Ele recebe o apelido escarnecedor de "Namrask", que significa "tecelão vazio". É como dar o nome de "Fulano" a um humano, como se nada de especial o distinguisse.
Eramis separa todos os recém-chegados para que não mantenham suas lealdades anteriores ao Crepúsculo. Namrask é colocado em uma toca minúscula esculpida sob o gelo, pois a superfície da Lua é tão radioativa que nem os Eliksni são capazes de sobreviver às intempéries por muito tempo.
Os pequenos Rehbaxats Invernais são gentis com ele. Namrask nota que eles o creem fraco demais para conseguir a enorme quantidade de éter de que precisa. Deixaram-no nessa toca para morrer.

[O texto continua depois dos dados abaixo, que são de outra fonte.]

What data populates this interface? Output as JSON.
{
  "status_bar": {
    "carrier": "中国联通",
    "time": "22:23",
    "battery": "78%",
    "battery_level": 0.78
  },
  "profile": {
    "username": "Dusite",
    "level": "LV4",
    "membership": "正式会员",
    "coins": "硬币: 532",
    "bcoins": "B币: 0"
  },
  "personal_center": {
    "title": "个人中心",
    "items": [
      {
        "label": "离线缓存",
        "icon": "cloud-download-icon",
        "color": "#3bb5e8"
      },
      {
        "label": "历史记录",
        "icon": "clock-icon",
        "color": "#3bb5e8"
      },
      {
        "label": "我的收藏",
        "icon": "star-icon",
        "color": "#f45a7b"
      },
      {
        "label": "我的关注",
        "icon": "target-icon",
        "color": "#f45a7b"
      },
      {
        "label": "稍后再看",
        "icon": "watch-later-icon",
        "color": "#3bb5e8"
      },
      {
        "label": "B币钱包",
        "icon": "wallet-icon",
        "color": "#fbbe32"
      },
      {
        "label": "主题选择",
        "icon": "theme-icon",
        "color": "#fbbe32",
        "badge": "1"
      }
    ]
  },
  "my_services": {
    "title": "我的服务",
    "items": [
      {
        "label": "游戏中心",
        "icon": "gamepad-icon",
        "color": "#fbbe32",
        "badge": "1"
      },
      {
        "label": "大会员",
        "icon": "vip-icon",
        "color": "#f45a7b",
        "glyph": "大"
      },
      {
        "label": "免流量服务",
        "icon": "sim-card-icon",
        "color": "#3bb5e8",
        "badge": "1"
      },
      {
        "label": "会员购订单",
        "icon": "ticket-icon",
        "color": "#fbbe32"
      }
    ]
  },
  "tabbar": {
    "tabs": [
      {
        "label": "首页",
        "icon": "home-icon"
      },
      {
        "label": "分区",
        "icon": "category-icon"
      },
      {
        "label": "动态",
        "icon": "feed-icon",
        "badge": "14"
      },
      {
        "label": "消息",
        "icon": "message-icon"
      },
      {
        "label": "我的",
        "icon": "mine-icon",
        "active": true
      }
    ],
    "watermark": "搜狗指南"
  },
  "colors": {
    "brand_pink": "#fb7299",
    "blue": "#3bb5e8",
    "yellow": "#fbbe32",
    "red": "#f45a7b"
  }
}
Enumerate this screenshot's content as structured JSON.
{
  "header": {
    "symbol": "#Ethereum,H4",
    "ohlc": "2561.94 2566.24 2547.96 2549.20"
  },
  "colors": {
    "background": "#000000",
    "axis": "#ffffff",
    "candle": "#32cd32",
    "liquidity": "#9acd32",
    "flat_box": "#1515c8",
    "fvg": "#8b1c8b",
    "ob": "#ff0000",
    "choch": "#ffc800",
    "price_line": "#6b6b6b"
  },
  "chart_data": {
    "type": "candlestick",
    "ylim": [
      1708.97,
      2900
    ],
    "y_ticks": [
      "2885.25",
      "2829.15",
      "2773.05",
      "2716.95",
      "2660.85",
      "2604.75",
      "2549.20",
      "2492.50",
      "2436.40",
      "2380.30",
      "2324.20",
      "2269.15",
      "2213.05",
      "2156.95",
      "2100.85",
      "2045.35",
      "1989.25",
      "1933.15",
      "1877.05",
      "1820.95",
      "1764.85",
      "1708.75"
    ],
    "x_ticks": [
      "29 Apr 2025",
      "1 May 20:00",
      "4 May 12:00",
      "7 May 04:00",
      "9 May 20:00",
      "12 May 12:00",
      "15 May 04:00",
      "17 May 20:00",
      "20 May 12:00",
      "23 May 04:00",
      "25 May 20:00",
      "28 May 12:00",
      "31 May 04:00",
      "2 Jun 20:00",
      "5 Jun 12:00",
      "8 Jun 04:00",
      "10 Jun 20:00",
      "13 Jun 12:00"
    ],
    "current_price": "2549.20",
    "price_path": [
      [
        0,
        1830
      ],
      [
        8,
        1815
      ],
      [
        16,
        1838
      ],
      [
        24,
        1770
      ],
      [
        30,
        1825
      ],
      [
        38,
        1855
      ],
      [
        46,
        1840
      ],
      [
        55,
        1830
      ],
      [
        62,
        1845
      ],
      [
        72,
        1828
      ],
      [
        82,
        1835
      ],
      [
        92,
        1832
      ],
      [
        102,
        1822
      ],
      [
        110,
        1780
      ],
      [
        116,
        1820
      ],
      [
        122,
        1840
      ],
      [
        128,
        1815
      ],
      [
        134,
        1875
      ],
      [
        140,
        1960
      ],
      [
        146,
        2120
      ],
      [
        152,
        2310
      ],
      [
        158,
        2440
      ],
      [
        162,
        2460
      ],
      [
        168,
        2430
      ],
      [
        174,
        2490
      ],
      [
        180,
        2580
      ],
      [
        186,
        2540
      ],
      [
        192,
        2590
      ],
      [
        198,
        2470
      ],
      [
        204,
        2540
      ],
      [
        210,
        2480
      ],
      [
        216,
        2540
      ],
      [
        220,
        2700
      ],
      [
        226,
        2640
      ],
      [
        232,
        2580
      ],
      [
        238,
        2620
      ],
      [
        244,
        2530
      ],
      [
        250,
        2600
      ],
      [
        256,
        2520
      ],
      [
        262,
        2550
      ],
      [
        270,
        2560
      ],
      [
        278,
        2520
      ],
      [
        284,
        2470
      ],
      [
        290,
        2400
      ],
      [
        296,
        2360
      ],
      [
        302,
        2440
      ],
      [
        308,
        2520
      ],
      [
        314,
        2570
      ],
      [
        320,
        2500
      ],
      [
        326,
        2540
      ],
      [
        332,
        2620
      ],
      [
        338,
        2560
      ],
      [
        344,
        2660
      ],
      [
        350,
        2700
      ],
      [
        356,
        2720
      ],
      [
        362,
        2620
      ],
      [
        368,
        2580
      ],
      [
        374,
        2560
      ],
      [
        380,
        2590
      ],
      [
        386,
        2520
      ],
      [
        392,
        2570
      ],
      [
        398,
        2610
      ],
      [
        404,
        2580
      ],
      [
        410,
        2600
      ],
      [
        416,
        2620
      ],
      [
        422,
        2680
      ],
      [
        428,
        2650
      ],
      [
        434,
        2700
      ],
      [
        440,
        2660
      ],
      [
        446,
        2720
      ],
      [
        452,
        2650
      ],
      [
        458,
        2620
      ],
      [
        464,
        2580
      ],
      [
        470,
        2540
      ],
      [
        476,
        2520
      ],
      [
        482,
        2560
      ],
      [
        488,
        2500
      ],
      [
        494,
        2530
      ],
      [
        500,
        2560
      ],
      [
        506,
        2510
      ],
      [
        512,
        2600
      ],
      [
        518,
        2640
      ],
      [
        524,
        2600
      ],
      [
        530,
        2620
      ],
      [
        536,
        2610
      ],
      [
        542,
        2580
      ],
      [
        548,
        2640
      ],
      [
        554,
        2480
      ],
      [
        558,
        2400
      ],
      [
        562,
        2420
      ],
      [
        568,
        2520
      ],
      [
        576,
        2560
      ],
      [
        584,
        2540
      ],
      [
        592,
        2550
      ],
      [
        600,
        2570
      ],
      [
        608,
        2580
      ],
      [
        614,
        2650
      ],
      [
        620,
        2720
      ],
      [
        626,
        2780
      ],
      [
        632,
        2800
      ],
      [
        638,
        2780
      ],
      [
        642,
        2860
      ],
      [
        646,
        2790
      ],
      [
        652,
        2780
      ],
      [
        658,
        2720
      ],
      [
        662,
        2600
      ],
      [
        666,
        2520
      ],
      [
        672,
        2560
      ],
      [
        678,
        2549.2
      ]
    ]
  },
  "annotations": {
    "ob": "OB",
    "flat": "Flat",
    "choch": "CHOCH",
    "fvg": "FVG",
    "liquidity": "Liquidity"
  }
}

"Posso trabalhar", diz ele com a voz rouca, "posso fazer ataduras, capas, revestimento de armadura, película ovular, sorvéter, tapetes de oração, pano d'água. Sou um tecelão!"
"Amigo comprido", diz um dos Rehbaxats Invernais solenemente, "não existem tecelões desse tamanho. Por que não se oferece para lutar por Eramis?"
Namrask estremece. Ele não pode lutar. Não depois do que viu no Arrecife – aquela COISA com seu cajado. Não depois de SIVA, da Fenda do Crepúsculo, de Londres. Kridis prometeu que isso seria sua salvação.
"Tragam-me ovos quebrados", pede Namrask, "e eu farei película ovular. Como as crias serão agasalhadas se ninguém tecer película ovular para elas?"
Os Rehbaxats o observam separar a casca da membrana inferior fina e fibrosa com os dentes. Ele a corta em fibras longas e as prende em seu tear para servirem de urdidura – os fios esticados longitudinalmente. Com duas mãos, ele segura o tear no colo. Com a terceira, ele trabalha a urdidura cuidadosamente, evitando movimentos rápidos para que o fio ovular não se rompa.
Sua vida está em jogo. Sua quarta mão passa a naveta pela urdidura, criando a primeira trama. O fio não se rompe; sua tecedura foi feita.
"Observem", diz ele aos Rehbaxats, "quando Eramis terminar de conquistar nossos inimigos, teremos que saber como fazer as coisas."
Eles se sentam e observam. Seus braços inferiores, meio crescidos após caírem, imitam os movimentos do tecelão. Seus nomes são Eoriks, Oeriks e Yriks: irmão, irmão e irmã.
Ao terminar, Namrask dá um pedaço de película ovular a cada um. Eles murmuram seu fascínio e roçam o tecido contra as bochechas. "Levem isso à Capitã do acampamento", lhes diz. "Avisem a ela que Namrask tecerá se tiver fibras e sustento."
É a primeira vez que ele consegue fazer algo sem deixar tudo desandar em seu tear.